Sembra incredibile, soprattutto considerando il governo in carica, ma “la politica ha paura di andare contro l’opinione degli animalisti – sottolinea il presidente di Assosuini – quindi ho poca fiducia, ma una gestione attraverso l’esercito che possa coordinare i cacciatori e ridurre drasticamente il numero dei cinghiali può essere sicuramente importante. Quindi lo chiediamo ancora e chiediamo anche ai nostri allevatori di essere più responsabili. Non vorrei che per colpa di uno su 5.000 mandiamo in tilt un settore, e se succede qualcosa, gli allevatori devono dirlo subito”.

“Le esportazioni di carni suine e salumi nel mondo sono state sole nel 2022 di quasi tre miliardi di euro”, aggiunge il presidente Martinelli: “Se il virus della PSA entra negli allevamenti lombardi ed emiliani, dove si concentra la maggior parte delle produzioni italiane, rischiamo di dovere abbattere decine di milioni di capi, e possiamo dire addio all’export per parecchio tempo.”
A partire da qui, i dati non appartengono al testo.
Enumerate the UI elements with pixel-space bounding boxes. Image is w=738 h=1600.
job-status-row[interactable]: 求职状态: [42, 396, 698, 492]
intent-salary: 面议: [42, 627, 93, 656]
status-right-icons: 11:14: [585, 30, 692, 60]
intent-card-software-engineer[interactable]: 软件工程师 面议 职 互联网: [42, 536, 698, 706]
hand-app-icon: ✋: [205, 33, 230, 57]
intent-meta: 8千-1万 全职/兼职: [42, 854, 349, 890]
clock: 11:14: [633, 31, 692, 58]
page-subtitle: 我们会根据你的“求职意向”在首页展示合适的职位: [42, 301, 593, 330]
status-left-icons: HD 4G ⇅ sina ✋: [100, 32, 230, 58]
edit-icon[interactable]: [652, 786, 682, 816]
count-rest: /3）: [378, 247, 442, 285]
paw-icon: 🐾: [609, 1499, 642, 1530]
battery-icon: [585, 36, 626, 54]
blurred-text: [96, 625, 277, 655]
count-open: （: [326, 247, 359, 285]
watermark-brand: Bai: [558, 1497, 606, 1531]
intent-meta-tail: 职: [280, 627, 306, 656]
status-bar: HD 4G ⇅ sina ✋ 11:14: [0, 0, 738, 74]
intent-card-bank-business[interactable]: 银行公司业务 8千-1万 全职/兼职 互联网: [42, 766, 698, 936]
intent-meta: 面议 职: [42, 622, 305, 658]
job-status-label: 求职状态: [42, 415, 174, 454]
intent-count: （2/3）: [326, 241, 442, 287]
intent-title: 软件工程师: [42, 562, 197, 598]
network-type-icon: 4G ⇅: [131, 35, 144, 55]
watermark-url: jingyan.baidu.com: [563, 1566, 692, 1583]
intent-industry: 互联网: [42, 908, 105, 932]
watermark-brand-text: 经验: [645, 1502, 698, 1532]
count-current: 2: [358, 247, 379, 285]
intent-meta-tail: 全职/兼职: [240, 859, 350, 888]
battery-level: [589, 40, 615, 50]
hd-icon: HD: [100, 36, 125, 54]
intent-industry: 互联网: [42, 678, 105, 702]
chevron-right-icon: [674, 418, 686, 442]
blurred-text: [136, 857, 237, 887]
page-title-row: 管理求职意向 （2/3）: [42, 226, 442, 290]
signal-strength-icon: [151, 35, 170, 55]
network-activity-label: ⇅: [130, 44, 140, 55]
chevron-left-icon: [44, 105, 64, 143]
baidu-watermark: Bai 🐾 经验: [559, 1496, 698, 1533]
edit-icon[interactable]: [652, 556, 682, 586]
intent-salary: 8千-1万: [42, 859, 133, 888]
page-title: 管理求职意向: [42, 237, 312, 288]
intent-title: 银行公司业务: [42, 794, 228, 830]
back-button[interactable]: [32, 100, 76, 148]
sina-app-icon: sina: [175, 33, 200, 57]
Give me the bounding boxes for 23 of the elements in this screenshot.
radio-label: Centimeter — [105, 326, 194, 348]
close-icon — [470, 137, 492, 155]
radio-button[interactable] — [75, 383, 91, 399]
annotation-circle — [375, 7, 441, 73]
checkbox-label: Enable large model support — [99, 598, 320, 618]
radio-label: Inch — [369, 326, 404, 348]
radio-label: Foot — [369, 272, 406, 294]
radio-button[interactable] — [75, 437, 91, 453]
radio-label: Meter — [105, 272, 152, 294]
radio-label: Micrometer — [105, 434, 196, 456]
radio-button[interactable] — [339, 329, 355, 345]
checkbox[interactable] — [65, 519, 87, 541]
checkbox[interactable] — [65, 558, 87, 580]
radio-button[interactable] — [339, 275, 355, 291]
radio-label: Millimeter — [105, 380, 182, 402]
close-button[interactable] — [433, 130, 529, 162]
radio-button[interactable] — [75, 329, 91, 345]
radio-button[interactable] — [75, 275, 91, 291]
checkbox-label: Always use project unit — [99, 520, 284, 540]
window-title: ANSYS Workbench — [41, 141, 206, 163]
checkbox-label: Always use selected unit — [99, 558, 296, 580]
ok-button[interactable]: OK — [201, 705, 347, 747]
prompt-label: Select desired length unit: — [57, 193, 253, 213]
Insomma, oltre agli ingenti danni economici, da cui molti allevatori potrebbero non riprendersi più, rischieremmo di restare esclusi dai commerci internazionali per un numero imprecisato di anni. Un’intera filiera di “eccellenze”, come piace ripetere ad alcuni fan della “sovranità alimentare”, sacrificata all’inedia istituzionale e all’incompetenza.

Ultima chiamata, insomma. Vediamo cosa serve ancora per fare svegliare chi di dovere in ambito istituzionale.